Arithmetic of Functions

Arithmetic of Functions

1. Arithmetic of Functions
We can define a higher-order function, i.e. functional form that accepts two functions as parameters and returns their sum,
As a running example, we consider two functions:
f(x) = x + 2
g(x) = 3x + 4
These are modeled, respectively, by the following Scheme functions:
(define (f x) (+ x 2))
(define (g x) (+ (* 3 x ) 4))
The higher-order function:
(define (plus func1 func2)
(lambda (x) (+ (func1 x) (func2 x))))
Note the use of lambda in order to return a nameless function. In essence, we are accepting two functions, func1 and func2, and returning a function that takes one parameter x and represents their sum. We can apply this functional form as follows:
((plus f g) 10) ; returns 46.
Or
(define (plus func1 func2 x)
(+ (func1 x) (func2 x))
)
(plus f g 10) ; returns 46.
Define a function (form) that computes the difference between two functions.

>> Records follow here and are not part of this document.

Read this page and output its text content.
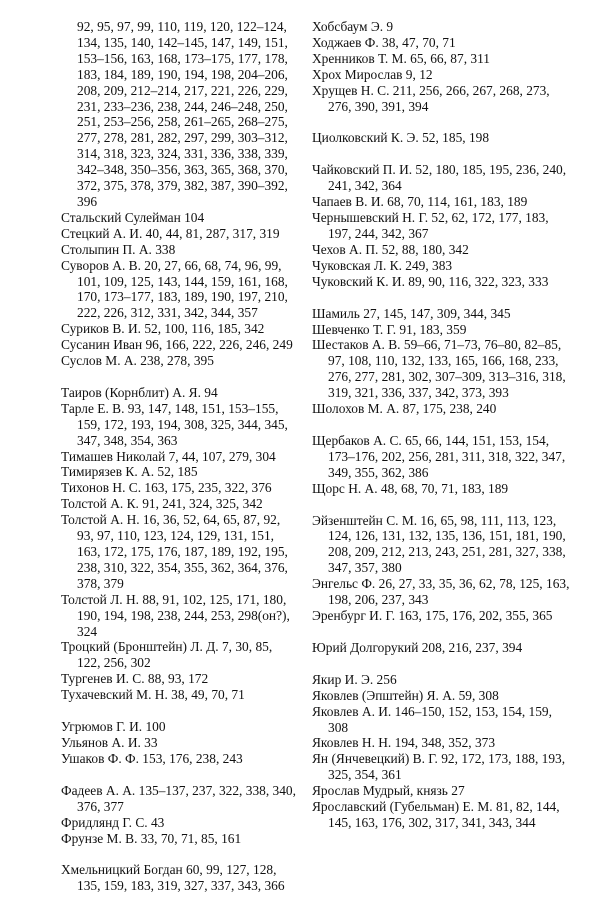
92, 95, 97, 99, 110, 119, 120, 122–124, 134, 135, 140, 142–145, 147, 149, 151, 153–156, 163, 168, 173–175, 177, 178, 183, 184, 189, 190, 194, 198, 204–206, 208, 209, 212–214, 217, 221, 226, 229, 231, 233–236, 238, 244, 246–248, 250, 251, 253–256, 258, 261–265, 268–275, 277, 278, 281, 282, 297, 299, 303–312, 314, 318, 323, 324, 331, 336, 338, 339, 342–348, 350–356, 363, 365, 368, 370, 372, 375, 378, 379, 382, 387, 390–392, 396

Стальский Сулейман 104

Стецкий А. И. 40, 44, 81, 287, 317, 319

Столыпин П. А. 338

Суворов А. В. 20, 27, 66, 68, 74, 96, 99, 101, 109, 125, 143, 144, 159, 161, 168, 170, 173–177, 183, 189, 190, 197, 210, 222, 226, 312, 331, 342, 344, 357

Суриков В. И. 52, 100, 116, 185, 342

Сусанин Иван 96, 166, 222, 226, 246, 249

Суслов М. А. 238, 278, 395

Таиров (Корнблит) А. Я. 94

Тарле Е. В. 93, 147, 148, 151, 153–155, 159, 172, 193, 194, 308, 325, 344, 345, 347, 348, 354, 363

Тимашев Николай 7, 44, 107, 279, 304

Тимирязев К. А. 52, 185

Тихонов Н. С. 163, 175, 235, 322, 376

Толстой А. К. 91, 241, 324, 325, 342

Толстой А. Н. 16, 36, 52, 64, 65, 87, 92, 93, 97, 110, 123, 124, 129, 131, 151, 163, 172, 175, 176, 187, 189, 192, 195, 238, 310, 322, 354, 355, 362, 364, 376, 378, 379

Толстой Л. Н. 88, 91, 102, 125, 171, 180, 190, 194, 198, 238, 244, 253, 298(он?), 324

Троцкий (Бронштейн) Л. Д. 7, 30, 85, 122, 256, 302

Тургенев И. С. 88, 93, 172

Тухачевский М. Н. 38, 49, 70, 71

Угрюмов Г. И. 100

Ульянов А. И. 33

Ушаков Ф. Ф. 153, 176, 238, 243

Фадеев А. А. 135–137, 237, 322, 338, 340, 376, 377

Фридлянд Г. С. 43

Фрунзе М. В. 33, 70, 71, 85, 161

Хмельницкий Богдан 60, 99, 127, 128, 135, 159, 183, 319, 327, 337, 343, 366

Хобсбаум Э. 9

Ходжаев Ф. 38, 47, 70, 71

Хренников Т. М. 65, 66, 87, 311

Хрох Мирослав 9, 12

Хрущев Н. С. 211, 256, 266, 267, 268, 273, 276, 390, 391, 394

Циолковский К. Э. 52, 185, 198

Чайковский П. И. 52, 180, 185, 195, 236, 240, 241, 342, 364

Чапаев В. И. 68, 70, 114, 161, 183, 189

Чернышевский Н. Г. 52, 62, 172, 177, 183, 197, 244, 342, 367

Чехов А. П. 52, 88, 180, 342

Чуковская Л. К. 249, 383

Чуковский К. И. 89, 90, 116, 322, 323, 333

Шамиль 27, 145, 147, 309, 344, 345

Шевченко Т. Г. 91, 183, 359

Шестаков А. В. 59–66, 71–73, 76–80, 82–85, 97, 108, 110, 132, 133, 165, 166, 168, 233, 276, 277, 281, 302, 307–309, 313–316, 318, 319, 321, 336, 337, 342, 373, 393

Шолохов М. А. 87, 175, 238, 240

Щербаков А. С. 65, 66, 144, 151, 153, 154, 173–176, 202, 256, 281, 311, 318, 322, 347, 349, 355, 362, 386

Щорс Н. А. 48, 68, 70, 71, 183, 189

Эйзенштейн С. М. 16, 65, 98, 111, 113, 123, 124, 126, 131, 132, 135, 136, 151, 181, 190, 208, 209, 212, 213, 243, 251, 281, 327, 338, 347, 357, 380

Энгельс Ф. 26, 27, 33, 35, 36, 62, 78, 125, 163, 198, 206, 237, 343

Эренбург И. Г. 163, 175, 176, 202, 355, 365

Юрий Долгорукий 208, 216, 237, 394

Якир И. Э. 256

Яковлев (Эпштейн) Я. А. 59, 308

Яковлев А. И. 146–150, 152, 153, 154, 159, 308

Яковлев Н. Н. 194, 348, 352, 373

Ян (Янчевецкий) В. Г. 92, 172, 173, 188, 193, 325, 354, 361

Ярослав Мудрый, князь 27

Ярославский (Губельман) Е. М. 81, 82, 144, 145, 163, 176, 302, 317, 341, 343, 344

2. Imagine an accounting routine used in a bookshop. It works on a list with sublists, which look like this:
Order Number Book Title and Author Quantity Price per Item
34587 Learning Python, Mark Lutz 4 40.95
98762 Programming Python, Mark Lutz 5 56.80
77226 Head First Python, Paul Barry 3 32.95
Write a PURE Python function, which returns the grand sale total in dollar amount. The only parameter to the function is the list, and i/o should be in the main method. PLEASE DO NOT USE For loop except if list comprehension is used.